İlgili: Mıknatısların neden kuzey ve güney kutupları vardır?
Her tuğlada, her hükümdarın hükümdarlığı sırasındaki Mezopotamya’nın on iki kralından birinin adı yazılıydı; arkeologlar daha önceki bulgulara dayanarak bunun tarihlerini zaten biliyorlardı. Ekip, kırık tuğla yüzeylerinin küçük bölümlerini keserek ve içindeki metallerin manyetik alan gücünü ölçmek için bir manyetometre kullanarak her bir tuğladaki demir oksit taneciklerinin manyetik gücünü ölçtü. Araştırmacılar, kralların saltanat tarihlerini ve ölçülen alan gücünü birleştirerek, Mezopotamya’da zaman içinde Dünya’nın manyetik alanının yükselişini ve düşüşünü gösteren bir zaman çizelgesi oluşturdular.
Araştırmaları, gezegenin manyetik alanının MÖ 1050 ile 550 yılları arasında şimdiki Irak çevresinde şaşırtıcı derecede güçlü olduğu bir dönem olan “Levanten Demir Çağı’ndaki jeomanyetik anormalliklere” ilişkin kanıtları destekledi. Bu anormalliğin o dönemde neden var olduğu belli değil, ancak buna dair kanıtlar bulundu. Kuzey Atlantik Okyanusu’nda Çin, Bulgaristan ve Azorlar kadar uzaklarda keşfedilmiştir. Araştırmacılar, Orta Doğu’da bu anomaliye ilişkin kanıtların şu ana kadar sınırlı olduğunu söyledi.
Nebuchadnezzar II (M.Ö. 604 ila 562) döneminden kalma örneklerin beşindeki taneler, bu dönemde Dünya’nın manyetik alanının önemli ölçüde değiştiğini gösterdi.

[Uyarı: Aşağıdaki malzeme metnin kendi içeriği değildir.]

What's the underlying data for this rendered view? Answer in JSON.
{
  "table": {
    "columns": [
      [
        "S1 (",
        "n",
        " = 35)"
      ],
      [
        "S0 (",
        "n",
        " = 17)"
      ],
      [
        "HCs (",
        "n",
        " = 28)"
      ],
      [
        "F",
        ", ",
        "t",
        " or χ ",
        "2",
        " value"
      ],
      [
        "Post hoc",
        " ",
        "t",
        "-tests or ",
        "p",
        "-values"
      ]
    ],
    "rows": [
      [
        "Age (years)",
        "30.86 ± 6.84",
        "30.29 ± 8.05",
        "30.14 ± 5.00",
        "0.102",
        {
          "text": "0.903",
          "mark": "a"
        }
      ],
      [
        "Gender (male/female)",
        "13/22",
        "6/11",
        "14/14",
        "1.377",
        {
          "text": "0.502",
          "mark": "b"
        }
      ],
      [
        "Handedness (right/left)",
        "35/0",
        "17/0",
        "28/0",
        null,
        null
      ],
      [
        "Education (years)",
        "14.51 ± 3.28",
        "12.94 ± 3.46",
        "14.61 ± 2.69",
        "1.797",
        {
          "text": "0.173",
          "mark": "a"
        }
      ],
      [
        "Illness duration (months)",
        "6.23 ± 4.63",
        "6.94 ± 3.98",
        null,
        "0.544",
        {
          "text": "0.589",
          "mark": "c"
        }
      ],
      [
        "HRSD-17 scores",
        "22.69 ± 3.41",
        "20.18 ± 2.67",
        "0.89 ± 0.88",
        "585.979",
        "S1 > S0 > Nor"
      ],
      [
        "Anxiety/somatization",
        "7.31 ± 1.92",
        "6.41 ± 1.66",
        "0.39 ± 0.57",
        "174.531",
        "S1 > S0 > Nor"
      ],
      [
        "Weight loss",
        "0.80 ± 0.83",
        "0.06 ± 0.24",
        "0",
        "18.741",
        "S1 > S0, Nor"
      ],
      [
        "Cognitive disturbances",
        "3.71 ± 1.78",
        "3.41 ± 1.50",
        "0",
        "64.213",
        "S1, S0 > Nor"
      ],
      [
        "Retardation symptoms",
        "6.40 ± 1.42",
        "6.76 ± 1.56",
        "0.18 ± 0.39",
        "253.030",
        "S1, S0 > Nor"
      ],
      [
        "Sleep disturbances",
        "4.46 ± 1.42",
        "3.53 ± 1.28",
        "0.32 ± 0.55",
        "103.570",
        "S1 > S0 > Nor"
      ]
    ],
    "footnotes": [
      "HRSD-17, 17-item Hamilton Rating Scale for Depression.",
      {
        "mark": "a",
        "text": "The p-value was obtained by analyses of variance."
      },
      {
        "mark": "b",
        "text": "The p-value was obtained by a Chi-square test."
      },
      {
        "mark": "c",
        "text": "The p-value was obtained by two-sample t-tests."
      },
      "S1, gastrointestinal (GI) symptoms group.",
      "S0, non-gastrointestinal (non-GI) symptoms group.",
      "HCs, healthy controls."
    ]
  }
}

Çalışmanın ortak yazarı “Jeomanyetik alan, Yer bilimlerindeki en gizemli olaylardan biridir” Lisa TuxJeofizik profesörü, “Mezopotamya’nın zengin kültürlerine ait iyi tarihlendirilmiş arkeolojik kalıntılar, özellikle de belirli kralların isimlerinin yazılı olduğu tuğlalar, alan gücündeki değişiklikleri yüksek çözünürlükle incelemek ve meydana gelen değişiklikleri izlemek için benzeri görülmemiş bir fırsat sunuyor.” Kaliforniya’daki Scripps Oşinografi Enstitüsü’nden yapılan açıklamada, “birkaç on yıl veya daha kısa bir süre boyunca” ifadesine yer verildi.
“Web hayranı. Tipik düşünür. İçine kapanık. Amatör iletişimci. Pop kültürü meraklısı.”